Western Liberty offered its investors the option of getting their money back when it asked them to remove the deadline and make the company perpetual.

After returning $211 million, the company now has $105 million to invest in its target bank, according to a filing with the Securities and Exchange Commission.

Blank-check companies, also known as special-purpose acquisition companies, rarely succeed in doing a bank deal. Community Bankers Acquisition Corp.'s June 2008 takeover of two Virginia banks is believed to be the only example of a completed transaction.

Such companies, which are set up to do an acquisition in any industry, typically have a two-year deadline to buy something, before they must return all of the money to investors.

The $4 billion-asset Frontier Financial Corp. in Everett, Wash., had a deal with SP Acquisition Holdings Inc., a New York blank-check company, that fell apart last month, when they could not get regulatory approval by SP's Oct. 10 deadline.

SP has since dissolved itself.

Charles "Stormy" Greef, a managing partner at the law firm Hunton & Williams LLP in Dallas, said he is surprised that investors in a blank-check company would agree to remove the deadline.

"That is sort of inconsistent with the general concept of a SPAC," he said. "Your money is tied up in perpetuity there."

Greef said one of the reasons for the deadline is that investors usually want the option to do something else with their money at some point. An investor may choose to invest with a group because they believe there is an opportunity in a particular segment but over a period of time the economy changes and the opportunities may pass.

Stephen Skaggs, the president of Bank Advisory Group, an investment bank in Austin, said he would be skeptical of giving so much control to management with no restrictions.

"It seems to me there ought to be some deadline," Skaggs said. "I wouldn't be too enthused about it unless I knew the organizers and the organizers' intentions."

James Rockett, who co-heads the financial institutions corporate and regulatory group at Bingham McCutchen in San Francisco, said having a deal pending likely gave the Western Liberty shareholders the confidence to dissolve the deadline.

"It is going to be a lot easier to convince people to extend when there is a tangible transaction available," he said.

Service 1st is Western Liberty's third try at an acquisition.

In July it announced two deals simultaneously, neither one still in the works.

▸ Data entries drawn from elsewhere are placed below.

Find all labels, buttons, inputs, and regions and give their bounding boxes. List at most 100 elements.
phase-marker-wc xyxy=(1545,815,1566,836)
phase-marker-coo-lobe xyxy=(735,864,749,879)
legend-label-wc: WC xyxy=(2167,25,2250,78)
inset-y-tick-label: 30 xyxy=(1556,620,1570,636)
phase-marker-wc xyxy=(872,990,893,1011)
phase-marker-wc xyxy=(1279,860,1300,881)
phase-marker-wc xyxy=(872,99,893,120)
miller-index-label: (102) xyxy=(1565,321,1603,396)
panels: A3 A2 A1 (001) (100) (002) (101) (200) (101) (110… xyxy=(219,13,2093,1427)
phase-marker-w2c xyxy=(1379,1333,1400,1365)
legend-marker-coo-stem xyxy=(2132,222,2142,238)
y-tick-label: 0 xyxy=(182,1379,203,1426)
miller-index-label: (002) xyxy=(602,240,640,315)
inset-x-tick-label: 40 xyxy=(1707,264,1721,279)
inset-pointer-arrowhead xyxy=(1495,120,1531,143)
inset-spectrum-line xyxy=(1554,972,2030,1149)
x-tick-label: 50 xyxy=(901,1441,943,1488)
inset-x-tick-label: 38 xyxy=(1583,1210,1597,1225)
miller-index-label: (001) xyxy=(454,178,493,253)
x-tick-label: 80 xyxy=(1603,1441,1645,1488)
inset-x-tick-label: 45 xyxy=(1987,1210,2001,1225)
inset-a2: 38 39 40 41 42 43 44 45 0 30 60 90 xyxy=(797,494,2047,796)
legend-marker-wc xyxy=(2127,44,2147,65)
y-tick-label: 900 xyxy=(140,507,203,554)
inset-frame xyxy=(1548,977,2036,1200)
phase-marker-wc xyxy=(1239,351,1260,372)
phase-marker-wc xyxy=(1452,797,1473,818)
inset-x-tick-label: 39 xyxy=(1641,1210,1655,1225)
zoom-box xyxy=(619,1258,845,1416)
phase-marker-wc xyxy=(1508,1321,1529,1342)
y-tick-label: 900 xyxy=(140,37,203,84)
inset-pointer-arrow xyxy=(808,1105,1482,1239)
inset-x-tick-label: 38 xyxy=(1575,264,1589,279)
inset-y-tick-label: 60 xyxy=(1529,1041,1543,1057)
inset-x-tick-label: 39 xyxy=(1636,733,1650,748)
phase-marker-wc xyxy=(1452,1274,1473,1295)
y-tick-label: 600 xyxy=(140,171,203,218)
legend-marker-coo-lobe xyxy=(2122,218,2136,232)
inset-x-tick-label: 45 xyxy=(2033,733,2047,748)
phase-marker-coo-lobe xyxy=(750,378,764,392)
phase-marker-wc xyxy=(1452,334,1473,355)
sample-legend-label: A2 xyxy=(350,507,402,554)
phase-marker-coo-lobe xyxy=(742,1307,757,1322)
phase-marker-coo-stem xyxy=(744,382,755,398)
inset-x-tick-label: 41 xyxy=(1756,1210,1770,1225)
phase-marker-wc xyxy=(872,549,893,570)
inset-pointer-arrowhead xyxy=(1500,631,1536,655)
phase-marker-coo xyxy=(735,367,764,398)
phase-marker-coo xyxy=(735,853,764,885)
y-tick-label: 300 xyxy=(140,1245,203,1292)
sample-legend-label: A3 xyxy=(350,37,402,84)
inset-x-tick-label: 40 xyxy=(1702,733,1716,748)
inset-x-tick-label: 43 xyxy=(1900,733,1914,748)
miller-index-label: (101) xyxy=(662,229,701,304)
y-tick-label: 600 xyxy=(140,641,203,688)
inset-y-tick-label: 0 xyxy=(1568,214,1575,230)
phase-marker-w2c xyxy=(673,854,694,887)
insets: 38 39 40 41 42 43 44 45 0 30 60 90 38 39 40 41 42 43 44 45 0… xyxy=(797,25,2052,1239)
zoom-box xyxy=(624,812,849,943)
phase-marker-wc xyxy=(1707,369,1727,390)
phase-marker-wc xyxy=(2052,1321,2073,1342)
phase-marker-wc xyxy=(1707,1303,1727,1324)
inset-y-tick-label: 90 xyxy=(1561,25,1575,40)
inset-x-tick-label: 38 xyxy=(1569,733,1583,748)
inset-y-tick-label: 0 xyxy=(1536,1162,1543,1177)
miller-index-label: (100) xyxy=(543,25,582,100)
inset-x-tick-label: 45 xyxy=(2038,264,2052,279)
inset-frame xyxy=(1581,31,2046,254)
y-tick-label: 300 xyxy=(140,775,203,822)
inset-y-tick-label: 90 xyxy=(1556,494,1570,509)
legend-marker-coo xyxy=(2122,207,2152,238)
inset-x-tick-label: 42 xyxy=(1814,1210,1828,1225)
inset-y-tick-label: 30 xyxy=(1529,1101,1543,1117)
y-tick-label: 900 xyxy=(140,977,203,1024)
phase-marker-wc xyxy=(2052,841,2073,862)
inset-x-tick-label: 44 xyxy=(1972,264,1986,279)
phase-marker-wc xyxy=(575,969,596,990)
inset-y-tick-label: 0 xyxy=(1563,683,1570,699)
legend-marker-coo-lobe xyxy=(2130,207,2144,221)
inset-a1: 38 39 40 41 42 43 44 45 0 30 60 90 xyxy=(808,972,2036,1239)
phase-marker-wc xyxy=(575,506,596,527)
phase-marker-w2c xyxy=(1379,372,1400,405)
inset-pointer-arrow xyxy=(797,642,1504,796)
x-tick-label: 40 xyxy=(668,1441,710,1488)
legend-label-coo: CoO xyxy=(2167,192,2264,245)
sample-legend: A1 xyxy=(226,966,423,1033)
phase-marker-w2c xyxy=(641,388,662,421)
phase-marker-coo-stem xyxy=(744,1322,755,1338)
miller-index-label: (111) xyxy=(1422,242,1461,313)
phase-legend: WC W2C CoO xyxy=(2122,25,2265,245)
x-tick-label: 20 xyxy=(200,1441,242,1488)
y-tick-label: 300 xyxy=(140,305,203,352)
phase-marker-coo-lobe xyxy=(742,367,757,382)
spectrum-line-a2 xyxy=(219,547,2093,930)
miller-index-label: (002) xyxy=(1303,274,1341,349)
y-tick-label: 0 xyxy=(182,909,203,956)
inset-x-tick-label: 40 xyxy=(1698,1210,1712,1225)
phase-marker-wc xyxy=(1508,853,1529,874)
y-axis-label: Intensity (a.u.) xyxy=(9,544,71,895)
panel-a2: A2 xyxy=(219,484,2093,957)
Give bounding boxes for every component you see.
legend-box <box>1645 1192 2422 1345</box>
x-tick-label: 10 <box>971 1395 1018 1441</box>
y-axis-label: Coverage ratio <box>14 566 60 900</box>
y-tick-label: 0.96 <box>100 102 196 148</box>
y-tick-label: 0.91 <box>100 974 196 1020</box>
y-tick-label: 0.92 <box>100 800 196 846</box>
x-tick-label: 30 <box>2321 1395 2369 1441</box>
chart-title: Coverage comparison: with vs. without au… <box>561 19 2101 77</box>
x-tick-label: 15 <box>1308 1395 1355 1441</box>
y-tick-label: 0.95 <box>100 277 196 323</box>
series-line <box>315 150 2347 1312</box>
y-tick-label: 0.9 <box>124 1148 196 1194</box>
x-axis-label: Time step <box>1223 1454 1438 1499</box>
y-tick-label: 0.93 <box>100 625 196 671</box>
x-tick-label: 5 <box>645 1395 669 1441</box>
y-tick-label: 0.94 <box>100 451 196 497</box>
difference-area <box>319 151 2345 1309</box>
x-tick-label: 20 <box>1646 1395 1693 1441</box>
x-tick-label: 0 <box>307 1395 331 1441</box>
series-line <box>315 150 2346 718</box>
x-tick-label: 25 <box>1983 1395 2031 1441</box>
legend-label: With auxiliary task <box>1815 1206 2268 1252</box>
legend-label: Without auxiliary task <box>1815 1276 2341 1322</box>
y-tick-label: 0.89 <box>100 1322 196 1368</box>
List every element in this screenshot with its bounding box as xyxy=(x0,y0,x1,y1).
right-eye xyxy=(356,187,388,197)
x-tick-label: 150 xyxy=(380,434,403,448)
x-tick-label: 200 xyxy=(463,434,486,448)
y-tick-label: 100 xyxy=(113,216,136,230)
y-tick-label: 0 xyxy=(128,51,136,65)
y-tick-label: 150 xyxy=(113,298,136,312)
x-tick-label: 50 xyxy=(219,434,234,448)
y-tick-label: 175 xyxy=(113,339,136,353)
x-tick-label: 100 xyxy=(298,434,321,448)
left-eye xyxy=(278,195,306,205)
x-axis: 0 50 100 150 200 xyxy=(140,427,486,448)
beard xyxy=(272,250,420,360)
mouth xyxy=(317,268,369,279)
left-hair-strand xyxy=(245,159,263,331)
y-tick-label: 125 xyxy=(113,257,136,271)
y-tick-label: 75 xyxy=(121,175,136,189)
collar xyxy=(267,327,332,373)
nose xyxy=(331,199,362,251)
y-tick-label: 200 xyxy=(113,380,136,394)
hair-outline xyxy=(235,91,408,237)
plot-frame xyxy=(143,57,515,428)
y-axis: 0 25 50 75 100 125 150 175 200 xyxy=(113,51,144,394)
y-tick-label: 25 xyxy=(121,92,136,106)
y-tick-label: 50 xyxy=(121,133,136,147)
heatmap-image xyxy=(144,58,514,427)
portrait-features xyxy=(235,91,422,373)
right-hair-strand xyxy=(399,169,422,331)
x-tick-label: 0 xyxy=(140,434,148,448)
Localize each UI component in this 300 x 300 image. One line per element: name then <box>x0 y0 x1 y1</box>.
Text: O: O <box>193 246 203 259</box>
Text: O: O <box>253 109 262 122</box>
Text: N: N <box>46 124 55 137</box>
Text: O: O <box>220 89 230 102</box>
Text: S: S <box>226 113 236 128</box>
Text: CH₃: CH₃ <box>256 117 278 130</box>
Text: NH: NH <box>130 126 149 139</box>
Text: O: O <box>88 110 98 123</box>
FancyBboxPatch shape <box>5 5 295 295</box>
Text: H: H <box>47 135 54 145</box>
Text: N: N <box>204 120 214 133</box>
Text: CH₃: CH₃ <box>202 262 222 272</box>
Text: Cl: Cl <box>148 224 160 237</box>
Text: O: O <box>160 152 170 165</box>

Its deal to acquire the Nevada branches of the $25 billion-asset Colonial Bank in Montgomery, Ala., ended when regulators seized the bank and sold it to BB&T Corp. in Winston-Salem, N.C. Colonial had agreed to sell 21 branches, $441 million of loans and $492 million of deposits to Western Liberty.

At the time, Western Liberty, which needed a bank charter to complete the branch deal, also had agreed to buy the $45 million-asset 1st Commerce Bank in North Las Vegas, a subsidiary of the struggling, $5.3 billion-asset Capitol Bancorp Ltd. in Lansing, Mich.

That deal was terminated last week, even though Western Liberty shareholders had approved it.

Mike Moran, Capitol's chief of capital markets, said the deal was called off because it no longer made sense for Western Liberty.

"They wanted to build in Nevada, and 1st Commerce was planned to be a part of the branch purchase," he said. "Without that deal, the reason for our deal ceased to exist."

Moran said no regulatory issues had held up the deal.

Calls to Western Liberty, which is run by Hayground Cove Asset Management LLC in New York, were not returned. William A. Martin, Service1st's chief executive, declined to comment.

After being jilted by its blank-check company, Frontier said it would resume looking for an investor to beef up its capital levels.

Frontier said it had received a lot of interest from investors after it had signed the deal with SP Acquisition and felt optimistic about securing a new deal for a capital infusion.

The company, which is operating under a regulatory agreement, reported a $141 million loss for the third quarter. At Sept. 30 the total risk-based capital ratio for its bank unit was 5.35%, which regulators consider significantly undercapitalized.